4. Programa Meu Diploma do Ensino Médio
Dados sobre o programa Meu Diploma do Ensino Médio (MDEM), uma iniciativa do iFood em parceria com a edtech Termine Seus Estudos e Descomplica. O programa oferece uma bolsa de estudos completa, 100% gratuita, com tutoria, aulas ao vivo e gravadas e suporte via WhatsApp para ajudá-los a se prepararem para a prova do Exame Nacional para Certificação de Competência de Jovens e Adultos (Encceja) e concluir o ensino médio.
No caso das bases de dados do Decola e do MDEM, é viável desenvolver uma série de linhas de estudos. Por exemplo, pesquisadores podem avaliar o impacto do programa na renda, no mercado de trabalho, nas desigualdades educacionais, na mobilidade social e na saúde dos entregadores, além de realizar cruzamentos com bases de dados do Instituto Nacional de Estudos e Pesquisas Educacionais Anísio Teixeira (Inep) e da Relação Anual de Informações Sociais (Rais).
É possível também realizar pesquisas longitudinais, estudando a evolução dos entregadores no mercado de trabalho após a conclusão dos programas educacionais.

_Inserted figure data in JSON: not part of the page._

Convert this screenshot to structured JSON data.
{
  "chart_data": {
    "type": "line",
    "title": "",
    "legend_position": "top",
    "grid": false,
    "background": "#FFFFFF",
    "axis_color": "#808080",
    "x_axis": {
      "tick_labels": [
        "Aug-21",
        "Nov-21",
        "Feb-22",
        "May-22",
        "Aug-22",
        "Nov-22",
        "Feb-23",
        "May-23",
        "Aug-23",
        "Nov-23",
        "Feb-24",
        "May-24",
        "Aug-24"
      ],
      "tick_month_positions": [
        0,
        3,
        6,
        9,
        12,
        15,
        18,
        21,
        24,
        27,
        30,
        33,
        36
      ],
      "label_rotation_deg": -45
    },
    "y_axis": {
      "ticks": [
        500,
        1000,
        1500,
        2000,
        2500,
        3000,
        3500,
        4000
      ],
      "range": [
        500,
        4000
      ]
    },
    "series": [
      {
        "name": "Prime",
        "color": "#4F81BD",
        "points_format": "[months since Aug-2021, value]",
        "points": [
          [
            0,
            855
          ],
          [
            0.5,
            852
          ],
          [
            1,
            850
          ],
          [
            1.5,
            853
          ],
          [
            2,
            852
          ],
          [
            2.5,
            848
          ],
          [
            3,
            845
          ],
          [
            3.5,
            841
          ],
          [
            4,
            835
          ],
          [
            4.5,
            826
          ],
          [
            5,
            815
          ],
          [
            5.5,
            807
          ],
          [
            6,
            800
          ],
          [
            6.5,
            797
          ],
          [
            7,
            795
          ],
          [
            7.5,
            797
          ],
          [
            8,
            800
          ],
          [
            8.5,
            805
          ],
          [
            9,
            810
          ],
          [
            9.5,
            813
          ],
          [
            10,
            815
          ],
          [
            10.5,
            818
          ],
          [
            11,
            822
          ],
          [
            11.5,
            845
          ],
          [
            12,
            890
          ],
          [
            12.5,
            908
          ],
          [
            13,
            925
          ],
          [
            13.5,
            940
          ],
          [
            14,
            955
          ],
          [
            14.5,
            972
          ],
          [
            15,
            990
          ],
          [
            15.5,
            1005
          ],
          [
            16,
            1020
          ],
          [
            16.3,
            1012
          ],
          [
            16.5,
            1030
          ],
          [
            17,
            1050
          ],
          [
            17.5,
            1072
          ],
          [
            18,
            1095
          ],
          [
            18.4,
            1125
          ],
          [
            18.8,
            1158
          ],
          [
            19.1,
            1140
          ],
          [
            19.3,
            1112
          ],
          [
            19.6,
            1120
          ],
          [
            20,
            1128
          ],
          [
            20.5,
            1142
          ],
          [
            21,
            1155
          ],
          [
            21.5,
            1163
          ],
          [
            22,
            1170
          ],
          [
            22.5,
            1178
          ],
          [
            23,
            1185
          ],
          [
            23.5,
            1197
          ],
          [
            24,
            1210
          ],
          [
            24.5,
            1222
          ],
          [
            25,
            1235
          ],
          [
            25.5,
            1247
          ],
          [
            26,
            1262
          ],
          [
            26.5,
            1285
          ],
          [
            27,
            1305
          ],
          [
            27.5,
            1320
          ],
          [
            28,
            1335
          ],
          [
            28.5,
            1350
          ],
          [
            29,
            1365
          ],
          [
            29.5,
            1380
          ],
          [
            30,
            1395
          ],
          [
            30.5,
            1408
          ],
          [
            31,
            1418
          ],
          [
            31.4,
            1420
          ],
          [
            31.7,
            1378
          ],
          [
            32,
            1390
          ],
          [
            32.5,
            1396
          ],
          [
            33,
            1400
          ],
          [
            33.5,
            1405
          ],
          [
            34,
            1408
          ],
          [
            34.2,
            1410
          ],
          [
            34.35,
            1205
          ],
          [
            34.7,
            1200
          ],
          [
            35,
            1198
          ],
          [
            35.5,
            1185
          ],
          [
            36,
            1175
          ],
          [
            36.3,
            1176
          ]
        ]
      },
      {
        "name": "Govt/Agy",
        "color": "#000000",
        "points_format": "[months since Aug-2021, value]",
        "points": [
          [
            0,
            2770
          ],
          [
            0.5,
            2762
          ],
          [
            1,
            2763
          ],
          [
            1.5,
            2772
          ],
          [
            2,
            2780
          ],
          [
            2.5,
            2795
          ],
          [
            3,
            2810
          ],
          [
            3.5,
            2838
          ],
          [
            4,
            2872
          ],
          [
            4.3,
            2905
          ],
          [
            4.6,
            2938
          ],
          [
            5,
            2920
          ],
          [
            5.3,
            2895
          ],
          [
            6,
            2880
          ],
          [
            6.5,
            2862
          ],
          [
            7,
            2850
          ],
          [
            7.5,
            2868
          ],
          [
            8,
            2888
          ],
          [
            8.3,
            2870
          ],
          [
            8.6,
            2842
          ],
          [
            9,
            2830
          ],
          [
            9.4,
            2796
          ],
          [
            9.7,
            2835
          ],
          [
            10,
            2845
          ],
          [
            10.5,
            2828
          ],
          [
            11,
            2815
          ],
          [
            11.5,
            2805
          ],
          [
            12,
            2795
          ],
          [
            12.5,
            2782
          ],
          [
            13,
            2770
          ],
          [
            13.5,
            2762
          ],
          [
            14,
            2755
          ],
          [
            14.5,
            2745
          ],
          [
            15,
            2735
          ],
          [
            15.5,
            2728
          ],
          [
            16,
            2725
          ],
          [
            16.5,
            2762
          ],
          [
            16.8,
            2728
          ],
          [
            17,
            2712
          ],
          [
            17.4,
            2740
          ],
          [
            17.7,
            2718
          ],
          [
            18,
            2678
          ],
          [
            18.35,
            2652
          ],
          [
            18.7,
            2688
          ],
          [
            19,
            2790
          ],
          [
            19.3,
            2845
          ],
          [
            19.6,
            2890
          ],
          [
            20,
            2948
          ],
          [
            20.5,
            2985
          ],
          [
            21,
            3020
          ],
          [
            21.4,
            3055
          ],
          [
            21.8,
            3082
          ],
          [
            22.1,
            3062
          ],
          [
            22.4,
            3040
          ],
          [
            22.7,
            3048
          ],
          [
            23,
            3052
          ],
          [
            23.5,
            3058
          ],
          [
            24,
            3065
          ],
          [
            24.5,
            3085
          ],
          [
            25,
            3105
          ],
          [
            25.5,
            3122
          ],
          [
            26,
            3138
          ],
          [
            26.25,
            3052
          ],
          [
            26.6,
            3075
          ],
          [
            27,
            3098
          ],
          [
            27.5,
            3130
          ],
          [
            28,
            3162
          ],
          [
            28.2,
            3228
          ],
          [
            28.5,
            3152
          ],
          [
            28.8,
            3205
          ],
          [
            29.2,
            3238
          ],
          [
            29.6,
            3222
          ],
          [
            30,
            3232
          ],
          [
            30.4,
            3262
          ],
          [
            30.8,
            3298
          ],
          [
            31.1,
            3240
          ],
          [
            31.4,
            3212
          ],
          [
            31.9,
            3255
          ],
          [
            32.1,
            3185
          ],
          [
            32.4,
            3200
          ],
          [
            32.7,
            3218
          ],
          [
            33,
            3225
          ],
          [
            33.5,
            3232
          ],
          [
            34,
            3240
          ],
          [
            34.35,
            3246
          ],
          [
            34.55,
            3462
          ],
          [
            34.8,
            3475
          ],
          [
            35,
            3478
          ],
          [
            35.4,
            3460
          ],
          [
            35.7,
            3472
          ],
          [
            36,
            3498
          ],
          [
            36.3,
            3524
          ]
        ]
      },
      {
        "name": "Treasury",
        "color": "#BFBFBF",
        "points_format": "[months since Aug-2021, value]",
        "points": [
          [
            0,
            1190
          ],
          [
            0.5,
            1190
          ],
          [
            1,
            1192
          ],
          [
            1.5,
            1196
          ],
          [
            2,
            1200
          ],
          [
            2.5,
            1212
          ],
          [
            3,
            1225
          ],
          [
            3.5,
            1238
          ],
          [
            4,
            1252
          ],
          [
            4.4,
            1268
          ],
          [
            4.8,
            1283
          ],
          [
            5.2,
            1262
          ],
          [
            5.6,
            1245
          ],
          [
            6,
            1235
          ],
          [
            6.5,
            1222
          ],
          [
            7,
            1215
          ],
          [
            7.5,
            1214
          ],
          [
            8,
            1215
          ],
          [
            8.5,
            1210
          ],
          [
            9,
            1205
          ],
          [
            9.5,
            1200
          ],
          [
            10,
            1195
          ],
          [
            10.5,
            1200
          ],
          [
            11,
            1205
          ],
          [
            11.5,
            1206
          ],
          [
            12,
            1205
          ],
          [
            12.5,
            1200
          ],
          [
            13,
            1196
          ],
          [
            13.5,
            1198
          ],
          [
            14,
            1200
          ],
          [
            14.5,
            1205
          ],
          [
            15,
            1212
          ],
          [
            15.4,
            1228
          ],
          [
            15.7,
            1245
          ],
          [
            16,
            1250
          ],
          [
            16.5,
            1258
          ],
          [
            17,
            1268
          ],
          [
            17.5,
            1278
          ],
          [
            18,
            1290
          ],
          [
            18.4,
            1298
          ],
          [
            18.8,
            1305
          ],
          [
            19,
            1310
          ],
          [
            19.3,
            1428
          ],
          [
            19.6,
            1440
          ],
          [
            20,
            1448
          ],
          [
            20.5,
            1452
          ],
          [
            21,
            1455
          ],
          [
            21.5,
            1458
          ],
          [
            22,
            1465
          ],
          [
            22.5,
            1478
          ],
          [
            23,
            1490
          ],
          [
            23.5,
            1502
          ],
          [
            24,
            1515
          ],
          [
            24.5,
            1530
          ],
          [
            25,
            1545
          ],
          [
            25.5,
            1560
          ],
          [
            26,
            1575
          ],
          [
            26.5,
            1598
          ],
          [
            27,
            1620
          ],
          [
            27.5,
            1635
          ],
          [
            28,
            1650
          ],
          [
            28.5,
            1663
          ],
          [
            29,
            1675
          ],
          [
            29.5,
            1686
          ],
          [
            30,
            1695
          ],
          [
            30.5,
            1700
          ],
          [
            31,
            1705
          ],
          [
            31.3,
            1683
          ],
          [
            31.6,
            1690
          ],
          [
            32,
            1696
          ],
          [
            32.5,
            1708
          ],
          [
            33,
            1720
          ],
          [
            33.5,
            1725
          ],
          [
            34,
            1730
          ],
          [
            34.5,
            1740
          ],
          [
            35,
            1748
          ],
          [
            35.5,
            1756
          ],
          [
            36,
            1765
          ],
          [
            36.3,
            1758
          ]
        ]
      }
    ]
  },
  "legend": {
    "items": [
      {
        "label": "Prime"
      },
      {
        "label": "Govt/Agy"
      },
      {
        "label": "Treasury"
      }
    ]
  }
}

Os pesquisadores podem também desenvolver análises estatísticas de tendências, avaliando o impacto das iniciativas do iFood sobre diferentes demografias, como idade, gênero, região, entre outros. Podem ainda analisar como diferentes grupos de entregadores se beneficiam dos programas, comparando os resultados entre grupos com diferentes características demográficas e socioeconômicas para identificar possíveis desigualdades e áreas de melhoria.